Расчет был на то, что любой посторонний человек в этом стойбище может дать новые сведения о мире. То, что говорить этого не следовало, она поняла мгновенно, но было уже поздно. Отец разозлился, это было заметно, нахмурился и холодно ответил:
-- Тебя пора отдавать замуж. И Сахи, и Ай-Жама считают, что ты вошла в возраст и в тебе просто кипит кровь. Хороший муж успокоит твою дурь.
За спиной Барджана айнура шаман мелко и часто кивал, соглашаясь с таким диагнозом, а Ай-Жама еле заметно улыбнулась, не отрывая взор от килима – очевидно видела на этом потертом ковре что-то очень интересное.
-- Отец мой, могу ли я спросить, кого ты выбрал мне в мужья?

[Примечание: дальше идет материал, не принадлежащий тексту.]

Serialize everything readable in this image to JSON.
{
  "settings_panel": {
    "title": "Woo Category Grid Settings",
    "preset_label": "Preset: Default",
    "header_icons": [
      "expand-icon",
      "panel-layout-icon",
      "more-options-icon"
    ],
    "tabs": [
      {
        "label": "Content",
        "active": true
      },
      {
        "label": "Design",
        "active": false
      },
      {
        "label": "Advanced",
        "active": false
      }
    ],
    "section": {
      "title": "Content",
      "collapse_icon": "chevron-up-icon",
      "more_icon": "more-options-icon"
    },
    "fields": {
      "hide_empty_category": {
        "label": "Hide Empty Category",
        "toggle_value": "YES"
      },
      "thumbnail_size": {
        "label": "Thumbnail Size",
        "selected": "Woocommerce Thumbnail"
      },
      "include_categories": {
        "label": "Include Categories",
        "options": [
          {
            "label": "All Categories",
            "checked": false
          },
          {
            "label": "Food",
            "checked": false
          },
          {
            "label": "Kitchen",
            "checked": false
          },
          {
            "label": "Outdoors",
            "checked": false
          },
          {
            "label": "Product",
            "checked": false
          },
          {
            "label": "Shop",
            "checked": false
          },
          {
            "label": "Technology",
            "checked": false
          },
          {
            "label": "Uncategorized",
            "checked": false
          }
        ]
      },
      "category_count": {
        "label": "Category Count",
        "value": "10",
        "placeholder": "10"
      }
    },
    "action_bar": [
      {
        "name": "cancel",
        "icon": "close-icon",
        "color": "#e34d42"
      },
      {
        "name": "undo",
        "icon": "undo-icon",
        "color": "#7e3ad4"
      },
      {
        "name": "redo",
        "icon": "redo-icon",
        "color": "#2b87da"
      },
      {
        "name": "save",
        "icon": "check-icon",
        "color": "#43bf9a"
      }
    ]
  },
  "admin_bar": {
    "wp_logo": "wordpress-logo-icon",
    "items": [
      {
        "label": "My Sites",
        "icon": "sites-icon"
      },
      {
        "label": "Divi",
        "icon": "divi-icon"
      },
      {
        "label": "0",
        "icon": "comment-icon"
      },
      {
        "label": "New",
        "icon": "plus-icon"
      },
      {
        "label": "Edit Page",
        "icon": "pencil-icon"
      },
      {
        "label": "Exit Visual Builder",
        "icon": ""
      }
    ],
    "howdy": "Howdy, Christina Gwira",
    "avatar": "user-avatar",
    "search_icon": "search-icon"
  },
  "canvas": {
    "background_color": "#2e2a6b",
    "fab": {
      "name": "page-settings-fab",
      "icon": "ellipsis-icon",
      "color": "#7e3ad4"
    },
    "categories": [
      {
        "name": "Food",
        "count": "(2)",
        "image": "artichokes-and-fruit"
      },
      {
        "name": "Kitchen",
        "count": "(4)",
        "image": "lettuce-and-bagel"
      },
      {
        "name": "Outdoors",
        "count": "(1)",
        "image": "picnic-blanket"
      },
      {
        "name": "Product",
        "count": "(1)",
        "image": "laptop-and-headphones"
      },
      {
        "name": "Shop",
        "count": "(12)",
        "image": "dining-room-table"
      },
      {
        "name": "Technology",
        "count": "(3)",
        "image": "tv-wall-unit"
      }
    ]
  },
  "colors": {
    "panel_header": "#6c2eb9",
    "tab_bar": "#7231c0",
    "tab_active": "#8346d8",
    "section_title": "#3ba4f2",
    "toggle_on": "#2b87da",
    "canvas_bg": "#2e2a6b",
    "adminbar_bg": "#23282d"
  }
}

-- Твой муж – советник самого Верховного рингана, Бангыз айнур. Породниться с ним – большая честь. Его жена стара и не может больше рожать ему сыновей.
Барджан айнур помолчал, обдумывая какие-то детали, потом чуть сварливо продолжил обращаясь к своей жене:
-- Она должна родить ему сыновей. Но она выглядит не как дочь айнура, а как пастушка. Займись этим, Жама.

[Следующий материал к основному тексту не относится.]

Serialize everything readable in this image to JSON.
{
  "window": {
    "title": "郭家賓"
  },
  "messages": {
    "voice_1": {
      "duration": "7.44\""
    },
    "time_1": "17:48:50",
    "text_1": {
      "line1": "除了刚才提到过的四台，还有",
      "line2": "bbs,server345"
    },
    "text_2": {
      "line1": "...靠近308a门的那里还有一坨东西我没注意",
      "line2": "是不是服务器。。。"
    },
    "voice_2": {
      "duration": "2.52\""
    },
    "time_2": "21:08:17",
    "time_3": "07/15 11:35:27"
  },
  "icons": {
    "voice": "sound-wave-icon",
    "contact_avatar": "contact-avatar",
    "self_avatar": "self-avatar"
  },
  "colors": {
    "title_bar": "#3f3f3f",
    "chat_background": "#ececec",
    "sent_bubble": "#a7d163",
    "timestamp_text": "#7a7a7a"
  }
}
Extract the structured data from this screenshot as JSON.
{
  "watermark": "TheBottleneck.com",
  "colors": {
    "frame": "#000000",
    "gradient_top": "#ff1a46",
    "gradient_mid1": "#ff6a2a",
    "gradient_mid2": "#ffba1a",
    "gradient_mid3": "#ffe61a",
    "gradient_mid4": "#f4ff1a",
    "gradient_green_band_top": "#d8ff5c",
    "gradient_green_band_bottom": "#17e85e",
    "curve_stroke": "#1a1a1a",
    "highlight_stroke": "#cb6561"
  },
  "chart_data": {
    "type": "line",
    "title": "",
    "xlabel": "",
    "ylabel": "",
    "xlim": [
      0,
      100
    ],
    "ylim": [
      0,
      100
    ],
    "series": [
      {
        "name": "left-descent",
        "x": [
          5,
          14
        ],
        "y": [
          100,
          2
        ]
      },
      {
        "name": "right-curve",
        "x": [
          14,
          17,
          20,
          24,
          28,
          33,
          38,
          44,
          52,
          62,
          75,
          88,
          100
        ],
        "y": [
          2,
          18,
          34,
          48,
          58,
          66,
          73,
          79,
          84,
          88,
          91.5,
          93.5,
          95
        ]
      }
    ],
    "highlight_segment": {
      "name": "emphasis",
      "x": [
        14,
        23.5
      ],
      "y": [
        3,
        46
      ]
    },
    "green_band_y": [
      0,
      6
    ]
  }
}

Старшая жена часто закивала головой, уподобляясь шаману, и зачастила:
-- Мой айнур, ты же сам разбаловал дочь! Она не будет меня слушаться, и ты будешь недоволен! Как я слажу с ней, если она с утра до вечера скачет на своем Джайне, а потом, потеряв стыд, лезет в воду купать его!

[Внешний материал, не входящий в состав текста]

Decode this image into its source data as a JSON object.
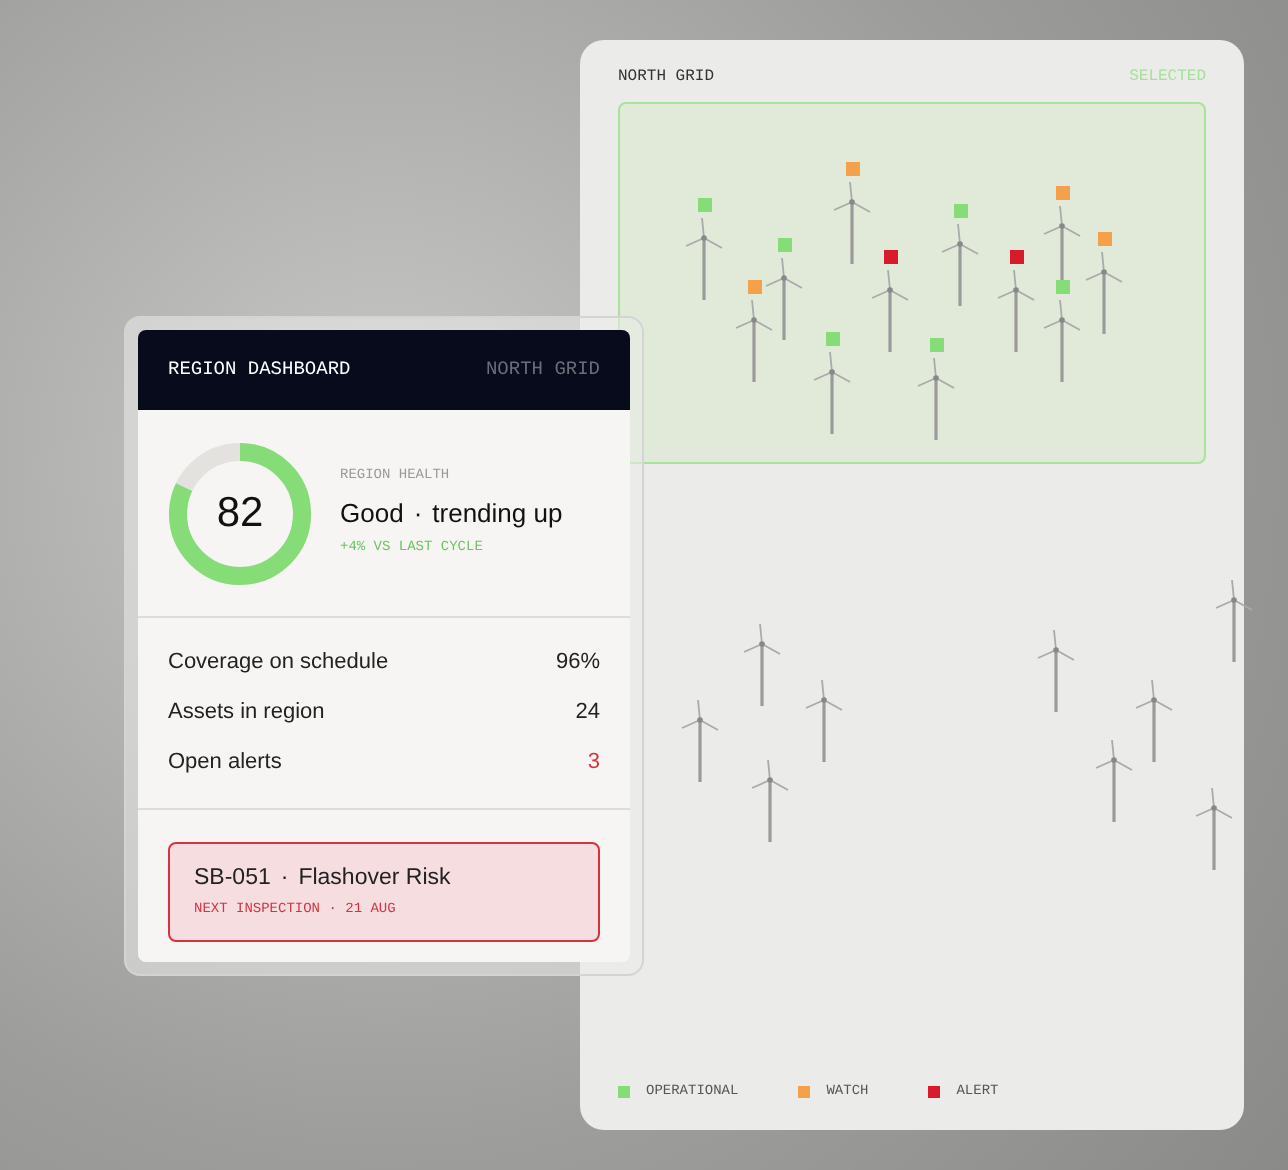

В дверях шатра показалась Хуш, но завидев людей, стоящих в юрте, незаметно выскользнула наружу. Барджан айнур, все больше хмурясь, слушал свою жену, а Наталья Леонидовна почти физически ощущала, как сжимаются тиски. Глядя в глаза дочери, Барджан айнур продиктовал:
-- До осени ты будешь делать все, что скажет Ай-Жама. Больше ты не подойдешь ни к одному коню – охранять твой шатер я поставлю двух рабов – тебе разрешено выходить только рано утром и поздно вечером.
Глядя на дочь, он неодобрительно покачал головой и обратился к Ай-Жаме:
-- Посмотри, у нее кожа загорелая, как у нищенки, что целыми днями сидит у дверей храма на солнце.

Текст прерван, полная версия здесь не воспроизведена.